Read the full letters here


  • The $24 billion a year quoted above comes from the open-access Public Finance for Energy Database (energyfinance.org), a project of Oil Change International that tracks financial flows to fossil fuels. and clean energy from G20 bilateral development finance institutions (DFIs), export finance agencies (ECAs) and multilateral development banks (MDBs). For non-G20 countries, Oil Change International used the same methodology to estimate fossil fuel financing totals.
  • The countries and institutions that signed the Glasgow joint declaration on public finances are: Agence Française de Développement (AFD), Albania, Canada, Costa Rica, Denmark, Banco de Desenvolvimento de Minas Gerais (BDMG), The East African Development Bank ( EADB ), El Salvador, Ethiopia, Fiji, Finland, Netherlands Development Finance Company (FMO), France, Germany, Mali, Marshall Islands, New Zealand, Moldova, Portugal, Slovenia, South Sudan, Spain, Sri Lanka, Switzerland, the European Investment Bank, Gambia, UK, USA and Zambia.
  • An April 2022 briefing from Oil Change International on recent trends in international public finance for fossil fuels, and how these financial flows could be used instead to unlock a just transition globally.
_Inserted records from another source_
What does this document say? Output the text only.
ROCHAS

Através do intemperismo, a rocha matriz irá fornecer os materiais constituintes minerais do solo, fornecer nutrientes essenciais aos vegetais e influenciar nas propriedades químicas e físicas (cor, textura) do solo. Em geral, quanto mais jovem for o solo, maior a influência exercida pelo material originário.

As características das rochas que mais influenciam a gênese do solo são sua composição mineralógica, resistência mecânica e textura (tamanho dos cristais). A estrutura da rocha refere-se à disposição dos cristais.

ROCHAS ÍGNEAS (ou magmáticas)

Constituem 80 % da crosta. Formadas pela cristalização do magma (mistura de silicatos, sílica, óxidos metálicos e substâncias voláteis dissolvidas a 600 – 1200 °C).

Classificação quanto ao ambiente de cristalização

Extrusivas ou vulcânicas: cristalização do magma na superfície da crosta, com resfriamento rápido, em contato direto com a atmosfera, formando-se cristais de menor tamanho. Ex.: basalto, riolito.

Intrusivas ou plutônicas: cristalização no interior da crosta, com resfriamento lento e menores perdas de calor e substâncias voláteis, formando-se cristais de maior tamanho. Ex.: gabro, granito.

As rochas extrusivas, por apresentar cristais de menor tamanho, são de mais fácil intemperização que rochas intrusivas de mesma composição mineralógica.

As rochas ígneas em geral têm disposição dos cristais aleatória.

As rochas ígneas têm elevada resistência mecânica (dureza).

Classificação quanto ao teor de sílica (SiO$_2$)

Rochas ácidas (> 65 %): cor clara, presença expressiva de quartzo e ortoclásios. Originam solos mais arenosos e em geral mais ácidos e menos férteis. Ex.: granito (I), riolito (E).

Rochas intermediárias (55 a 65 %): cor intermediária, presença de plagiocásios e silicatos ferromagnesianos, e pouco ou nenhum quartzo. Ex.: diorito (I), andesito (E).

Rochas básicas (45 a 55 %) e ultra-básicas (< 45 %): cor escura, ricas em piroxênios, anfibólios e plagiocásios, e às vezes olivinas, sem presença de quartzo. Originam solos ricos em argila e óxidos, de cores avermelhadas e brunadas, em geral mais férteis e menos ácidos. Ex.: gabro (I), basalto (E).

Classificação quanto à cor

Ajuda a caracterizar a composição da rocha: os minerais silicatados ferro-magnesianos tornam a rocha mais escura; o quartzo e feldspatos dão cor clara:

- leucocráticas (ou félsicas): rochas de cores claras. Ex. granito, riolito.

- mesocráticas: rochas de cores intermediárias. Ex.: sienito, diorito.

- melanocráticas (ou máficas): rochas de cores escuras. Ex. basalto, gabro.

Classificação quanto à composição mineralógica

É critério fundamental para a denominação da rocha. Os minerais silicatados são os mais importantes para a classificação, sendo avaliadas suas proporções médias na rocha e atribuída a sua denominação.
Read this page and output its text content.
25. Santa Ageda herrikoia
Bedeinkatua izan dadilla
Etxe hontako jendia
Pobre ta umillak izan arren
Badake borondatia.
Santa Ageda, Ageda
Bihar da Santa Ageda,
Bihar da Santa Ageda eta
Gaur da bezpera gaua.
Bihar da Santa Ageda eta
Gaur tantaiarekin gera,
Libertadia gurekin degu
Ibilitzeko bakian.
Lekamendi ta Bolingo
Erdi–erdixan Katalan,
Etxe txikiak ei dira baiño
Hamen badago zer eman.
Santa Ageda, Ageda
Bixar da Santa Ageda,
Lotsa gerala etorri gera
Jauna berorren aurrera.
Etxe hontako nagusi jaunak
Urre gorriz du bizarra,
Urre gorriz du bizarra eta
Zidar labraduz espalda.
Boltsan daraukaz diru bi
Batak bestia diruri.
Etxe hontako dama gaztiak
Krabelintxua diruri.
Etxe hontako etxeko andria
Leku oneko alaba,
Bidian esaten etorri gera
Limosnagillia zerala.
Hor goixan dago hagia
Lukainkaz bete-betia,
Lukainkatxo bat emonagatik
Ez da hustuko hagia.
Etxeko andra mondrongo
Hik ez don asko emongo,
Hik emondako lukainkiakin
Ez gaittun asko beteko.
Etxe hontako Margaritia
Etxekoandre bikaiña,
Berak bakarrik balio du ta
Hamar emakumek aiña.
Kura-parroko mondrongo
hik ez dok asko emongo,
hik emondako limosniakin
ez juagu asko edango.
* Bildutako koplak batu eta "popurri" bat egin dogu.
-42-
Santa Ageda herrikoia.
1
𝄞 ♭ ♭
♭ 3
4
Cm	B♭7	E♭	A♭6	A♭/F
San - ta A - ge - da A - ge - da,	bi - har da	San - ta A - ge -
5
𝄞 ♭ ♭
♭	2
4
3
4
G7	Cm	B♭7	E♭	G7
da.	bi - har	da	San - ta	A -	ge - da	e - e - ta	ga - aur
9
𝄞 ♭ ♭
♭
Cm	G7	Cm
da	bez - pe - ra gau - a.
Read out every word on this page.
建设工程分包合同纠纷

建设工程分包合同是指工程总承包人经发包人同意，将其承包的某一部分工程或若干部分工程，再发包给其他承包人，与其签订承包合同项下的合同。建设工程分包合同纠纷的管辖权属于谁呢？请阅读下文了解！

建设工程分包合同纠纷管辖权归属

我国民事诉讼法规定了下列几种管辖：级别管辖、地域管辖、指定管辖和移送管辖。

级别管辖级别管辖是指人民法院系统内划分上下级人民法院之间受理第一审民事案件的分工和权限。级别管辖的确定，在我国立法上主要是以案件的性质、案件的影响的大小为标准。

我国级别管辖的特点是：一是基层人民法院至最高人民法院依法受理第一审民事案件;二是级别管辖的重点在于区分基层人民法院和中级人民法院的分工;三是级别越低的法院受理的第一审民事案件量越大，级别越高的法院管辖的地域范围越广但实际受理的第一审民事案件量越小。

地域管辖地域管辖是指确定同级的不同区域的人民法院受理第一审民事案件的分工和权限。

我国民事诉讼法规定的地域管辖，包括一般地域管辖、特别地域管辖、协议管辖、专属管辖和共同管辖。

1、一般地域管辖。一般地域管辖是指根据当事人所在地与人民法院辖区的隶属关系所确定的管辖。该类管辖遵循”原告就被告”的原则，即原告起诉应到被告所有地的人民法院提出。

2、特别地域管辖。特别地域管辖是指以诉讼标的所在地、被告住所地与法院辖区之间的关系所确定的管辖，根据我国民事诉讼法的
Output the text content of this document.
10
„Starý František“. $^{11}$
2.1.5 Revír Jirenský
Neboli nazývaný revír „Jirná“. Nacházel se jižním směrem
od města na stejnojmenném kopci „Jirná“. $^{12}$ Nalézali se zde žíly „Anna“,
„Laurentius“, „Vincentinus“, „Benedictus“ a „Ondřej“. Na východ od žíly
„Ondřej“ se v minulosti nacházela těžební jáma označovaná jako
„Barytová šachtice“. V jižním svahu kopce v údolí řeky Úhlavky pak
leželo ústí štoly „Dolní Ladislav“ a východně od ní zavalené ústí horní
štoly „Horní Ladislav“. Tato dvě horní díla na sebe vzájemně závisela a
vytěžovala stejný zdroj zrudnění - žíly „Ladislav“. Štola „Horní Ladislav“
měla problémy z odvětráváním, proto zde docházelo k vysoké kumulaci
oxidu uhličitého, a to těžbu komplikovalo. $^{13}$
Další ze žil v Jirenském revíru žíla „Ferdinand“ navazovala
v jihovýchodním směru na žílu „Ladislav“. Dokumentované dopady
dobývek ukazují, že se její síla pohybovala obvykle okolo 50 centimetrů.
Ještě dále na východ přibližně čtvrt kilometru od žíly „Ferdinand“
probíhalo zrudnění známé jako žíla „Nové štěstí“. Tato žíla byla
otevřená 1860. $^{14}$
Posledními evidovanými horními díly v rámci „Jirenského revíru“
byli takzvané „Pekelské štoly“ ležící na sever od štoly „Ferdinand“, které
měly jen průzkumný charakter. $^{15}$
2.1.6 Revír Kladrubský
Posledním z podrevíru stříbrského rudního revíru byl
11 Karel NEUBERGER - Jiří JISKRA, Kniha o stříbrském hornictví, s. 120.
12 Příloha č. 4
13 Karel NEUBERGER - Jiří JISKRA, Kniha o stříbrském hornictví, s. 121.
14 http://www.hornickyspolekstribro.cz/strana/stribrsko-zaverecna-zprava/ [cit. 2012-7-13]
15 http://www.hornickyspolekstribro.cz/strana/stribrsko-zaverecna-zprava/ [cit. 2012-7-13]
  • A March 2022 report by BankTrack, Milieudefensie and Oil Change International found that public financial institutions in the global North have supported at least $37 billion for fossil fuels in Africa since the Paris Agreement. Government support and preferential rates mean that this funding has had an outsized impact on private financial flows, advancing fossil fuel projects and crowding out renewable alternatives. Meanwhile, poor contract terms, debt traps and disproportionate ownership by foreign multinationals have meant that this funding has undermined development.
  • A legal opinion by Professor Jorge E Viñuales of the University of Cambridge and lawyer Kate Cook of Matrix Chambers argues that governments and public financial institutions that continue to fund fossil fuel infrastructure are potentially at risk of climate litigation.